Оула понял, и это не столько удивило его, сколько обидело. Значит и здесь, среди этих предельно униженных людей, ему нельзя 6ыть самим собой. И он с ожесточением захлопнул приоткрывшиеся, было створки своей «раковины».
От собеседника не скрылась реакция парня. Он положил свою почти невесомую руку ему на плечо и, слегка потормошив, добавил:
— Не стоит перед этими животными махать красной тряпкой…, — и улыбнулся, одарив Оула своим теплым взглядом.
После этого разговора Оула стал внимательнее присматриваться и к соседям по нарам, и к конвоирам. Глаза маленького охранника были неуловимы, трудно было их рассмотреть, как и говорил Учитель. А вот второго, Мартына, Оула рассматривал внимательно. Даже пришел к выводу, что тот совершенно случайный на этой службе человек, не плохой и не хороший, глаза которого чаще в тоске, если он не спал или не разговаривал с напарником. «Этот долго проживет и, скорее всего, довольно счастливо для себя» — рассуждал Оула, глядя, как тот поджаривает на печке очередные сухарики, уйдя в этот нехитрый процесс с головой, глуповато улыбаясь, забыв на время, где он и кто вокруг.
И вот он — момент истины настал.
Это случилось под вечер на запасных путях перед станцией Котлас, как потом выяснил для себя Оула.
Заключенные оживились, когда вагон, пересекая стрелку за стрелкой, начало бросать из стороны в сторону, что являлось явным признаком приближения к большому железнодорожному узлу. Состав забирал все левее и левее, пока не замедлил движение и совсем не остановился.
— Ну, что там?.. — услышал Оула нетерпеливые возгласы соседей, которые были адресованы к тем, кто находился ближе к маленьким оконцам.
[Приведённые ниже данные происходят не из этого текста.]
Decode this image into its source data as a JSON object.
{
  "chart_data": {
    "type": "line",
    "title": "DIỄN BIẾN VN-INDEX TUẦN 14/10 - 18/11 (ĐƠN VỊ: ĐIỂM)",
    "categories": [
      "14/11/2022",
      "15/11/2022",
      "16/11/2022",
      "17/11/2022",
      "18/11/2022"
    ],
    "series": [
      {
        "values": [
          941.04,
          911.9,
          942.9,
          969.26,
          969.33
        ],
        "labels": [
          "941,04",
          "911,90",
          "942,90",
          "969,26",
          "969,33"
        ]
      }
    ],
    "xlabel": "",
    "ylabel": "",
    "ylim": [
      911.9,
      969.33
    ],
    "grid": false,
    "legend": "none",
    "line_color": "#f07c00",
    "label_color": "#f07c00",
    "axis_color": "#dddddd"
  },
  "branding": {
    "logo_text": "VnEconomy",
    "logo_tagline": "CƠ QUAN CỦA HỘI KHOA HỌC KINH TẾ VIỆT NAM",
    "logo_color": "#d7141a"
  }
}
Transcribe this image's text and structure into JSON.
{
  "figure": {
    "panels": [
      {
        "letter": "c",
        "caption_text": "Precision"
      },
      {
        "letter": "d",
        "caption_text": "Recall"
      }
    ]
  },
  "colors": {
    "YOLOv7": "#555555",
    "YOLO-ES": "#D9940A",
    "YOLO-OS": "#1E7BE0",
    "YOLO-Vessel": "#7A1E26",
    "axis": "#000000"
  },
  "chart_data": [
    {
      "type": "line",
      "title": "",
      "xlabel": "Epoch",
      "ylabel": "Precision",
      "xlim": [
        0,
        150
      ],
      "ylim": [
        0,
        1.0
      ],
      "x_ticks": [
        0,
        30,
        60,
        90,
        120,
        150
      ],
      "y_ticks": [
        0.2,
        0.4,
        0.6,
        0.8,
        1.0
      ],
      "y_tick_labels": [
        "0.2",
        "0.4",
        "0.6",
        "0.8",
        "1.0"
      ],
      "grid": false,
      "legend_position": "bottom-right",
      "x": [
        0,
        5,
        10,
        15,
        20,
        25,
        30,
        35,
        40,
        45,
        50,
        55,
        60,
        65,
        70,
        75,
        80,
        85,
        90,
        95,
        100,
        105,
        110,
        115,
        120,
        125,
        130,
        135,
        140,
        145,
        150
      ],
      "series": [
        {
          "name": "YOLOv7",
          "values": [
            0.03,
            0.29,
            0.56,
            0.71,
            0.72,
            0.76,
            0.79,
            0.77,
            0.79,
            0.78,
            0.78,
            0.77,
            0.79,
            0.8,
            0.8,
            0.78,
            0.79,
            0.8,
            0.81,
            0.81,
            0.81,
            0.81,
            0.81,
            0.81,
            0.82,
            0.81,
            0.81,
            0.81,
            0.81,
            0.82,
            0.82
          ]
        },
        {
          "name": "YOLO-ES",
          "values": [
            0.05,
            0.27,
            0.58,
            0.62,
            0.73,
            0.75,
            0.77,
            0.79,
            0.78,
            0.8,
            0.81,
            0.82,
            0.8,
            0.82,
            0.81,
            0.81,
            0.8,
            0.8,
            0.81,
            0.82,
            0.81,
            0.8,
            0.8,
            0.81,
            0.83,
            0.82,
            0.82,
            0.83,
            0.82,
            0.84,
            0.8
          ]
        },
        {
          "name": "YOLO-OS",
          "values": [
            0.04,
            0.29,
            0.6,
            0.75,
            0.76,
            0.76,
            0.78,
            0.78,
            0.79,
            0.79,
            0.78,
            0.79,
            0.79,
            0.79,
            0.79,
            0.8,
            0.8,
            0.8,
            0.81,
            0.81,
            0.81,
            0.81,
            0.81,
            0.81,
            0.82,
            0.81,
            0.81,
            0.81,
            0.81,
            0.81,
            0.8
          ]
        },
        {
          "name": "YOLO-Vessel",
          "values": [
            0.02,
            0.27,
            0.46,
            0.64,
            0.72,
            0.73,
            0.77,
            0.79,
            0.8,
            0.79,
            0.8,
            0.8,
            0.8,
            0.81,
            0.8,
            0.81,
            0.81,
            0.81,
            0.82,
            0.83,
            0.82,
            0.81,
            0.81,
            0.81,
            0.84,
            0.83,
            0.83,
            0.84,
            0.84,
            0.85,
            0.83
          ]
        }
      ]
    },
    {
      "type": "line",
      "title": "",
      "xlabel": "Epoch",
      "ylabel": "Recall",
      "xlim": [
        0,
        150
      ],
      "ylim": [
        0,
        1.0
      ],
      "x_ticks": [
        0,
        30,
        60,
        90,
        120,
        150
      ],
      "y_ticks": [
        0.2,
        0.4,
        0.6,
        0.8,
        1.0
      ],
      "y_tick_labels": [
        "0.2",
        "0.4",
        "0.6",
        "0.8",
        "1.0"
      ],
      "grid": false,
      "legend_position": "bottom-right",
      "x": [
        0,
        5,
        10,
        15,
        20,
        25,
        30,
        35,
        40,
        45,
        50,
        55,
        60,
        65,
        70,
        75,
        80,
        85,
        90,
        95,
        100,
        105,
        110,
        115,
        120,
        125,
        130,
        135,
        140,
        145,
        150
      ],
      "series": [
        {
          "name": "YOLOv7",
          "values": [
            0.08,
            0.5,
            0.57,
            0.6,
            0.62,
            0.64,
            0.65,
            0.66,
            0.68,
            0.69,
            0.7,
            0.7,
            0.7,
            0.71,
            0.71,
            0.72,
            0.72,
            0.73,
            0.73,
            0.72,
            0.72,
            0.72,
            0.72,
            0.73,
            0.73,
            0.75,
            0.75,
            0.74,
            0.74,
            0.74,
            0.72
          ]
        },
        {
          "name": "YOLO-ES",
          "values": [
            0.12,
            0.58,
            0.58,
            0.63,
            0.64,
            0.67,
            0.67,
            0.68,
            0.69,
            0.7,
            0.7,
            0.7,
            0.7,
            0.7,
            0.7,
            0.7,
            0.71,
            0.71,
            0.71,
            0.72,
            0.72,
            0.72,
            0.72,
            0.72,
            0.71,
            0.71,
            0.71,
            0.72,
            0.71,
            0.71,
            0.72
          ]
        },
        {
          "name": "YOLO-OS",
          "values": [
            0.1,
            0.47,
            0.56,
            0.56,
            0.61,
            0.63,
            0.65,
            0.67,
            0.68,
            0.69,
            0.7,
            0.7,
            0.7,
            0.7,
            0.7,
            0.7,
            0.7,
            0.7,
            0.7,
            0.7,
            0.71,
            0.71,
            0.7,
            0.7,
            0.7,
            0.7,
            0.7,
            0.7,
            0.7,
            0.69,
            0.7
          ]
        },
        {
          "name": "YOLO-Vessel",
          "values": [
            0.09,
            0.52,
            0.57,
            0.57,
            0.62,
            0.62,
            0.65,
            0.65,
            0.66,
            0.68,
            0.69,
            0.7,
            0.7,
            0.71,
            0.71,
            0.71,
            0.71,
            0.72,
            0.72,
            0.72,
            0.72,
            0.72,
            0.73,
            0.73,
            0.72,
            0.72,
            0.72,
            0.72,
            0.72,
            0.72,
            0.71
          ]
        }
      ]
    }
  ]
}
— Здесь товарняк, ничего не видно, — отвечали у правых по направлению окон.
— Мать честная! — восклицали с противоположных сторон. — Равнина голимая. Ни деревца, ни кустика!
— А ну, хавки захлопнули, …мать вашу…! Еще услышу базар, оправки лишу!.. — проорал маленький охранник.
Обычно в день делались две плановых остановки. Приходилось терпеть, поскольку параши, как в стационарных тюремных камерах, не полагалось.
Проще было, как считало начальство, делать остановки. Состав, как правило, загоняли на зады какой-нибудь станции, оцепление брало его в плотное кольцо, и заключенных начинали попарно выводить из каждого вагона.
Так и в этом случае под Котласом. Состав загнали в тупик подальше от ненужных глаз. Из последнего вагона высыпало оцепление, весело и быстро окружили состав, взяли винтовки на изготовку.
Усталый паровоз, пофыркивая и выбрасывая из себя облака белого пара, отцепился и укатил по своим делам — заправиться углем и водой. Стало тихо. Солнце садилось за ровный, плоский горизонт остывшим и равнодушным. Вагончики, брошенные паровозом, будто взявшись за руки, стояли цепочкой грустные и печальные. Хотя внутри их и вокруг происходило бурное оживление. Вдоль состава бегали младшие офицеры, что-то кричали. Бренчали задвижки на дверях, скрипели, повизгивали колесики, откатывая их в сторону, из проемов появлялись трапики — по две-три сколоченных доски со ступеньками в виде прибитых поперечин.
— Первый вагон готов? — кричал молодой офицер, пробегая вдоль состава.
— Первый готов! — отвечала охрана вагона.
— Второй вагон?
- …Готов! — отвечали из второго.
А лейтенант уже бежал дальше и деловито справлялся у других вагонов.